Well, hard to know what to say to that...that hasn't already been said innumerable times, previously.To your point, I don't think there is a definitive answer at this time that is possible, especially in disseminated or late-stages of the disease, as it varies case by case (strain(s), co-infections, severity/type of symptoms/damage, immune dysfunction, genetics).
There is considerable evidence that suggests that the causative organisms are eradicated by short term courses of antibiotics.

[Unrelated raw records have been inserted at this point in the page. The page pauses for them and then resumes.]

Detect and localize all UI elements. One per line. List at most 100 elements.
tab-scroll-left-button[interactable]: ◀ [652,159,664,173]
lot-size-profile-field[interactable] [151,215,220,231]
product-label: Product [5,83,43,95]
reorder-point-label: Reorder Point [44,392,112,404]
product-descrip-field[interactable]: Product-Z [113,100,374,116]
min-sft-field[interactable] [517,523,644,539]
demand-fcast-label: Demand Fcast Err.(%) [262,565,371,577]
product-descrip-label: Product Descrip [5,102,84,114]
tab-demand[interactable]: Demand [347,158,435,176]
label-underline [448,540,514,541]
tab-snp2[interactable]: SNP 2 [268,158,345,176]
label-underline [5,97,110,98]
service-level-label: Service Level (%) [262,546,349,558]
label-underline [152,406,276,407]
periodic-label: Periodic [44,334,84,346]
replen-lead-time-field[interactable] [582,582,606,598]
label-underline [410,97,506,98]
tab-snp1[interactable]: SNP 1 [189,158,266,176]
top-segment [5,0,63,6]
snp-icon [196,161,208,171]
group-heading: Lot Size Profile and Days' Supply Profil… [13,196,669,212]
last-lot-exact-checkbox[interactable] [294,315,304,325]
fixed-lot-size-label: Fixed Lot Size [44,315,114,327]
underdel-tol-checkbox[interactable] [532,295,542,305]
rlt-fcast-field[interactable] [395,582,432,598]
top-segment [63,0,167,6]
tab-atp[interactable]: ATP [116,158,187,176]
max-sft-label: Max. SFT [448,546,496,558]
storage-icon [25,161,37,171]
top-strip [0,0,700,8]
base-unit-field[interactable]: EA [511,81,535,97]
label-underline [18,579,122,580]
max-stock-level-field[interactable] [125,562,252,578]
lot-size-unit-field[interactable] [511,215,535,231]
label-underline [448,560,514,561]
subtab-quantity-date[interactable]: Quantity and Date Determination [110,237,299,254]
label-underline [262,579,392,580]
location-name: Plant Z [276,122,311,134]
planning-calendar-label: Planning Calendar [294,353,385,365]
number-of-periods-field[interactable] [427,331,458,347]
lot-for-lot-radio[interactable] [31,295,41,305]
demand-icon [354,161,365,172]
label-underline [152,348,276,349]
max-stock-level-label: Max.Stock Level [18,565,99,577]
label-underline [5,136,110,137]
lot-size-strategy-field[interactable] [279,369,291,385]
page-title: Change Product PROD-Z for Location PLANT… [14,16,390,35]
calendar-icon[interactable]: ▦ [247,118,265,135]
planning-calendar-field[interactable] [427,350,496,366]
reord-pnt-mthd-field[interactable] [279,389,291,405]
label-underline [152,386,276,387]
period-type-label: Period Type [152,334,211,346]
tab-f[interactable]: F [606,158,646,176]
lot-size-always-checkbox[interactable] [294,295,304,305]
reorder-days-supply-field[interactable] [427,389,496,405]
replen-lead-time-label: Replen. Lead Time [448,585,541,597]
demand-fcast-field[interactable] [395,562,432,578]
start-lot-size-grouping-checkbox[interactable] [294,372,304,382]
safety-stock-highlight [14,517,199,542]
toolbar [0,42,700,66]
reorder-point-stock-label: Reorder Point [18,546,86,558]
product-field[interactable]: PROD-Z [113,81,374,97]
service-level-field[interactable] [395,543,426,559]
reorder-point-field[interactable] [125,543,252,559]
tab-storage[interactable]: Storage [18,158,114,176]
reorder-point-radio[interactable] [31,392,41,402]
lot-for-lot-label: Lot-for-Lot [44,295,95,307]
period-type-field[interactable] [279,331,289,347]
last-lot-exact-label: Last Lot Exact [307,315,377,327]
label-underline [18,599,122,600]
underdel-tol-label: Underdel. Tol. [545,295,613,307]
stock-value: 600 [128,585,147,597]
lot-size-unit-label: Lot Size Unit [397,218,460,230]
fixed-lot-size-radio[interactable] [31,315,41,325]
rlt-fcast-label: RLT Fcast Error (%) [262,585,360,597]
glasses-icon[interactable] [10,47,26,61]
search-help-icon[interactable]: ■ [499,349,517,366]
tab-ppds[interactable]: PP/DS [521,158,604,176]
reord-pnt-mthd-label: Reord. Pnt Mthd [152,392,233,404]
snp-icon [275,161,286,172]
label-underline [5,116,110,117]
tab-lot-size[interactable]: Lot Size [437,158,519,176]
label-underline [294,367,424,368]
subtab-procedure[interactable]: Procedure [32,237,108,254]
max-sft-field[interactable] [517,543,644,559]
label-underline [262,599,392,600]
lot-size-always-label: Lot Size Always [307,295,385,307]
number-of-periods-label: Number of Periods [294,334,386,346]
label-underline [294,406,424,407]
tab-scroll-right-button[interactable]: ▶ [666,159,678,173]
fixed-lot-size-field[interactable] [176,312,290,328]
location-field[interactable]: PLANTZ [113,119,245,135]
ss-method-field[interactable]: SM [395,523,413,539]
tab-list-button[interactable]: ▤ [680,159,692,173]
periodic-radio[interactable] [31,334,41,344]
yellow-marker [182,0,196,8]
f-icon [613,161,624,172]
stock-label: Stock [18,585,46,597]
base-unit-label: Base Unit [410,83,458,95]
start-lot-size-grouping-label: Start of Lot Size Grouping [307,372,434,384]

That is NOT to say, however, that every single Bb is killed, or that the symptoms that arose during the initial infection will not persist for months or even years or decades.
But treating continuing symptoms as if they are products of ongoing infection simply lacks supportive evidence.
And repeating anonymous, speculative comments to an online blog as if that somehow constitutes...well, anything at all...is just...
That's why I have a problem with setting something like that in stone, or having guidelines that are followed without flexibility or question on this issue.
Okay...again...repeating for the (lost track of how many times)...you need to understand that this actually means what it says...regardless of the opinions of some "science writers" or any other "activists":
http://cid.oxfordjournals.org/content/43/9/1089.fullThese guidelines were developed and issued on behalf of the Infectious Diseases Society of America.
It is important to realize that guidelines cannot always account for individual variation among patients. They are not intended to supplant physician judgment with respect to particular patients or special clinical situations. The Infectious Diseases Society of America considers adherence to these guidelines to be voluntary, with the ultimate determination regarding their application to be made by the physician in the light of each patient's individual circumstances.